The last great American novelist

Ross Douthat
Published : 10 August 2019, 08:11 PM
Updated : 10 August 2019, 08:11 PM

Toni Morrison, dead last week at 88, was a great American novelist who was also a Great American Novelist. This means she had a special form of celebrity, an oracular status, and also that she was embraced by the tradition that regards novels as keys to interpreting America — insisting that you must read Morrison (and Ellison and Wright and Hurston) to understand the black experience, just as you must read Hawthorne and Melville to understand the legacy of Puritanism, or Faulkner or Cather to understand the South or West, and so on down the high-school English list.

So her passing raises the question: Is she the last of the species? The last American novelist who made novels seem essential to an educated person's understanding of her country?

That question won't be answerable for decades — the time it took to exhume, for instance, "Moby-Dick" and "The Great Gatsby" from their temporary graves. We can't know how Morrison's reputation will change, or the reputations of her peers or the status of their art form. The American novel was supposed to be eclipsed long ago by movies and television … and yet it proved resilient enough that, coming of age long after TV, I was still imprinted with the idea that novels were essential cultural ground, as important as Spielberg or "The Sopranos."

But something has changed in the cultural status of the novel in the time I've been a reader, the years between Morrison's canonisation and her passing — and maybe especially the years since social media and the iPhone first arrived.

Part of that change is measurable. Sales of adult fiction have slumped by 16% just since 2013, with almost $1 billion in vanished sales. In both the United States and the United Kingdom, novelists find it harder to earn a living, while pop franchises and young-adult sales increasingly keep the industry afloat.
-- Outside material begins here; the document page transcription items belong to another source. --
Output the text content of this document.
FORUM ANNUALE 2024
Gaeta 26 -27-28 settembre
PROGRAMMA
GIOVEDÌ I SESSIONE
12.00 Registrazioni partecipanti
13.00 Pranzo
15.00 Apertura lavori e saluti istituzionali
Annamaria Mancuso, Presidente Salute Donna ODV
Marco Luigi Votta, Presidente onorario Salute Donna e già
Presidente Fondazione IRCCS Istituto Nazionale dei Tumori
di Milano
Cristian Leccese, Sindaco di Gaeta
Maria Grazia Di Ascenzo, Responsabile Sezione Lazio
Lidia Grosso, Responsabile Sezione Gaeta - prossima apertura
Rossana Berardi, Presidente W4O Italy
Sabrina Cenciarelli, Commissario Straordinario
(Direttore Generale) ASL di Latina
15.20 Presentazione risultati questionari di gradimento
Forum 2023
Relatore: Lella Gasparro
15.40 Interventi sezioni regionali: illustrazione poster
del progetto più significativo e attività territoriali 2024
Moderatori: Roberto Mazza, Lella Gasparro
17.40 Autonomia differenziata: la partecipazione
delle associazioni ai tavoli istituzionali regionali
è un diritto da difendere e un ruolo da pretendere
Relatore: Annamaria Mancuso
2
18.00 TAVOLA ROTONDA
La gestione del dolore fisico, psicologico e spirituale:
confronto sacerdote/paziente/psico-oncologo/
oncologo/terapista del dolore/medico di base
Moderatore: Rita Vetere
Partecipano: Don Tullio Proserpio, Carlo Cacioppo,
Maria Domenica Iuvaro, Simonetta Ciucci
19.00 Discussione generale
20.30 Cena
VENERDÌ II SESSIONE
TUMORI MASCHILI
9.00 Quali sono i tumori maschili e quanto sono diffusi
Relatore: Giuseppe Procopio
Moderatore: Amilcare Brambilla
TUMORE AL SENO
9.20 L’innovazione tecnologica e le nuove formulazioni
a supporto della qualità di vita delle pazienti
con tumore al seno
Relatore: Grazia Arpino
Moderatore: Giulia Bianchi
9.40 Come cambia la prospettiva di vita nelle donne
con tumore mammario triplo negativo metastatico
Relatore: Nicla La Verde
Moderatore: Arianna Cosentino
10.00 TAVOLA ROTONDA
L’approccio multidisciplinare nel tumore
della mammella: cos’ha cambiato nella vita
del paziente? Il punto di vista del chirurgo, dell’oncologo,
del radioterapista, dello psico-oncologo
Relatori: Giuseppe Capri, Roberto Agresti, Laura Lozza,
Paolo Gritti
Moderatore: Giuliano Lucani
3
The change in the discourse has been less quantifiable but no less real. The humanities were a crucial zone of cultural debate in the 1980s and 1990s, when canons were understood to matter and were contested by right and left accordingly. Today technocracy is crushing the English department and the equivalent debates are often about representation in Marvel movies.

Likewise, controversies about the novel qua novel attracted substantial attention 20 years ago — Tom Wolfe's feuds, Jonathan Franzen's Oprah anxieties, the judgments passed on the State of the Novel in The Atlantic or The New Republic, the criticism wars waged over James Wood or The Believer. Today you get that kind of attention only when a fiction touches some raw culture-war nerve, as with the New Yorker story "Cat Person" or the Margaret Atwood revival. Otherwise, the book media feels dominated, as Christian Lorentzen wrote recently in Harper's, by "a consumerist mode of engagement with the arts," in which the only point is to recommend and "like."

Do these trends reflect the philistinism of late liberalism or capitalism? The tyranny of the political? The absence of traditional constraints that used to lend dramatic tension to social and domestic novels? The migration of literary talent to shows like "Girls" and "Atlanta," the novel-equivalents of the Millennial age?

Probably all of the above. But in my own life it's the internet that's killing novel-reading. And specifically the social media/iPhone combination, whose distracting effect is the enemy of the novel more than of other forms of art.

You cannot jump in and out of serious novel-reading, and a book doesn't claim your gaze the way the movies and television do. You have to enter and remain, undistracted and immersed. I used to be able to do that easily; now I only achieve immersion with high-end genre fiction, relying on murders and dragons to pull me away from the online. (I have a similar experience with another lost love, baseball, where now I only watch the playoffs.)

This is not the fault of contemporary novelists. Like Wood and others (but less intelligently) I had theories about What Was Wrong With the Novel back when I read lots of novels. But I'm pretty sure it's my relationship to media and technology, not those theories, that are the reason I read so many fewer now. And although some of my favorite 1930s authors developed a more cinematic style in the shadow of the talkies, I wouldn't want to read a novel adapted to the Twitter age.

What I want instead is the experience of my early-adulthood canon dives and quests for new books that might one day be canonical; the feeling of losing yourself in a story while also participating in a tradition.

That loss of depth and memory means that if the decline of the novel is not the internet's more troubling influence, it might be one of the more telling.

For now there's only one way to resist. I've got the new Sally Rooney novel, "Normal People," on my dresser. Is she the Great Irish-Millennial Novelist — or at least as good a writer as her reviews suggest? The only way to know is the old one: Take and read.